Jake Knapp and John Zorotsky developed the foundation sprint after observing hundreds of teams and realizing that many startups fail not from lack of talent or insight, but from lack of clarity about their core differentiation. The process involves clearing your calendar for about ten hours spread over two days to work through three key phases: basics, differentiation, and approach.
The power of this method lies in its ability to make implicit assumptions explicit. As Jake explains, "Every project has at its core a hypothesis... it's just usually not explicit, it's usually hidden, and different people on the team may have different ideas about what it is." This misalignment can lead teams to waste months building something that doesn't resonate with customers.
Differentiation as a team responsibility
A crucial insight from Jake is that differentiation should involve everyone on the team, not just marketing specialists: "We wanna make differentiation something that all of the cofounders or all of the core team can participate in. It's not just the job of the person writing the pitch deck, it's not just the job of the marketer or the salesperson."
This collaborative approach to differentiation has significant implications for how teams operate:
- Engineers and product people need to understand differentiation deeply because it affects technical decisions and prioritization
- When everyone contributes to differentiation discussions, the resulting strategy incorporates diverse perspectives and expertise
- Teams that align on differentiation early can make faster decisions later because they share a common framework
Working alone together
The foundation sprint uses a method called "work alone together" where team members silently write their own answers to key questions before sharing and discussing. This approach prevents groupthink and ensures everyone's perspective is considered.
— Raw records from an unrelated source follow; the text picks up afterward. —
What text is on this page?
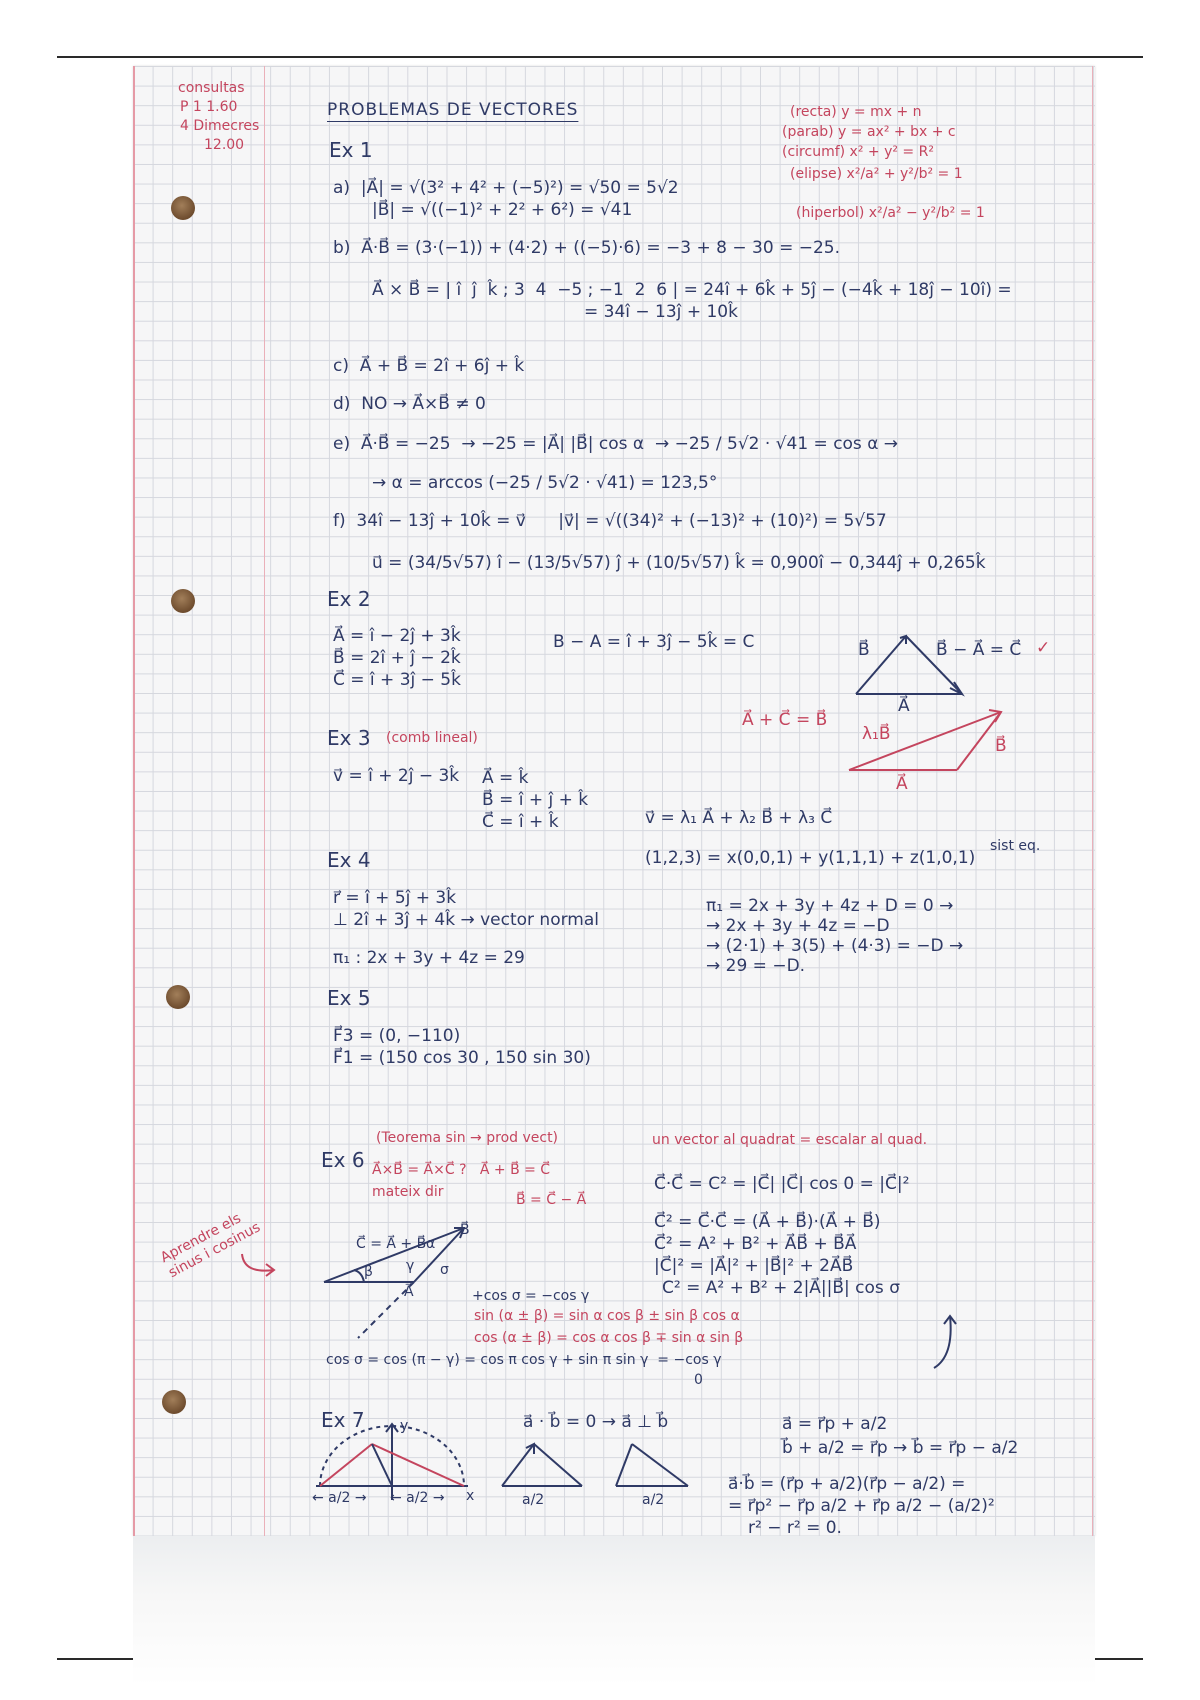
consultas
P 1 1.60
4 Dimecres
12.00
PROBLEMAS DE VECTORES	(recta) y = mx + n
(parab) y = ax² + bx + c
(circumf) x² + y² = R²
(elipse) x²/a² + y²/b² = 1
(hiperbol) x²/a² − y²/b² = 1
Ex 1
a)  |A⃗| = √(3² + 4² + (−5)²) = √50 = 5√2
|B⃗| = √((−1)² + 2² + 6²) = √41
b)  A⃗·B⃗ = (3·(−1)) + (4·2) + ((−5)·6) = −3 + 8 − 30 = −25.
A⃗ × B⃗ = | î  ĵ  k̂ ; 3  4  −5 ; −1  2  6 | = 24î + 6k̂ + 5ĵ − (−4k̂ + 18ĵ − 10î) =
= 34î − 13ĵ + 10k̂
c)  A⃗ + B⃗ = 2î + 6ĵ + k̂
d)  NO → A⃗×B⃗ ≠ 0
e)  A⃗·B⃗ = −25  → −25 = |A⃗| |B⃗| cos α  → −25 / 5√2 · √41 = cos α →
→ α = arccos (−25 / 5√2 · √41) = 123,5°
f)  34î − 13ĵ + 10k̂ = v⃗      |v⃗| = √((34)² + (−13)² + (10)²) = 5√57
u⃗ = (34/5√57) î − (13/5√57) ĵ + (10/5√57) k̂ = 0,900î − 0,344ĵ + 0,265k̂
Ex 2
A⃗ = î − 2ĵ + 3k̂
B⃗ = 2î + ĵ − 2k̂
C⃗ = î + 3ĵ − 5k̂
B − A = î + 3ĵ − 5k̂ = C	B⃗
A⃗
B⃗ − A⃗ = C⃗ ✓
A⃗ + C⃗ = B⃗
λ₁B⃗
B⃗
A⃗
Ex 3 (comb lineal)
v⃗ = î + 2ĵ − 3k̂ A⃗ = k̂
B⃗ = î + ĵ + k̂
C⃗ = î + k̂	v⃗ = λ₁ A⃗ + λ₂ B⃗ + λ₃ C⃗
(1,2,3) = x(0,0,1) + y(1,1,1) + z(1,0,1)
sist eq.
Ex 4
r⃗ = î + 5ĵ + 3k̂
⊥ 2î + 3ĵ + 4k̂ → vector normal
π₁ : 2x + 3y + 4z = 29
π₁ = 2x + 3y + 4z + D = 0 →
→ 2x + 3y + 4z = −D
→ (2·1) + 3(5) + (4·3) = −D →
→ 29 = −D.
Ex 5
F⃗3 = (0, −110)
F⃗1 = (150 cos 30 , 150 sin 30)
(Teorema sin → prod vect)	un vector al quadrat = escalar al quad.
Ex 6 A⃗×B⃗ = A⃗×C⃗ ?   A⃗ + B⃗ = C⃗
mateix dir	B⃗ = C⃗ − A⃗
Aprendre els sinus i cosinus	C⃗ = A⃗ + B⃗
B⃗
A⃗
β γ σ
α
C⃗·C⃗ = C² = |C⃗| |C⃗| cos 0 = |C⃗|²
C⃗² = C⃗·C⃗ = (A⃗ + B⃗)·(A⃗ + B⃗)
C⃗² = A² + B² + A⃗B⃗ + B⃗A⃗
|C⃗|² = |A⃗|² + |B⃗|² + 2A⃗B⃗
C² = A² + B² + 2|A⃗||B⃗| cos σ
+cos σ = −cos γ
sin (α ± β) = sin α cos β ± sin β cos α
cos (α ± β) = cos α cos β ∓ sin α sin β
cos σ = cos (π − γ) = cos π cos γ + sin π sin γ  = −cos γ
0
Ex 7	a⃗ · b⃗ = 0 → a⃗ ⊥ b⃗
y
x
← a/2 → ← a/2 →	a/2	a/2
a⃗ = r⃗p + a/2
b⃗ + a/2 = r⃗p → b⃗ = r⃗p − a/2
a⃗·b⃗ = (r⃗p + a/2)(r⃗p − a/2) =
= r⃗p² − r⃗p a/2 + r⃗p a/2 − (a/2)²
r² − r² = 0.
As John explains: "It's like thinking deeply and quietly about it yourself and then seeing what everybody else comes up with when they are able to also think deeply and quietly about it."
This has important implications for how teams should approach strategic discussions:
- Traditional brainstorming often produces lower quality ideas than individual reflection followed by group discussion
- Having team members write down their thoughts independently reveals misalignments that might otherwise remain hidden
- The most valuable insights often come from seeing the gap between what different team members believe about customers, problems, and differentiation
Slowing down to speed up
Perhaps the most counterintuitive insight is that taking time to establish clarity before building can dramatically accelerate overall progress. As John notes, "Going fast can actually slow you down in the long run."
This is especially true in the AI era where it's easier than ever to quickly build something that looks impressive but lacks meaningful differentiation. John observes: "The more AI-generated or assisted they are, the more generic they tend to turn out."
For leaders and teams, this means:
- Resist the urge to start building immediately, even when tools make it tempting
- Invest in deep thinking about differentiation before creating prototypes
- Create space for team members to develop clarity about what makes your approach unique
- Use structured processes to ensure you're not skipping crucial strategic thinking
The foundation sprint isn't just about finding product-market fit faster—it's about building alignment, clarity and conviction within your team about what you're building and why it matters.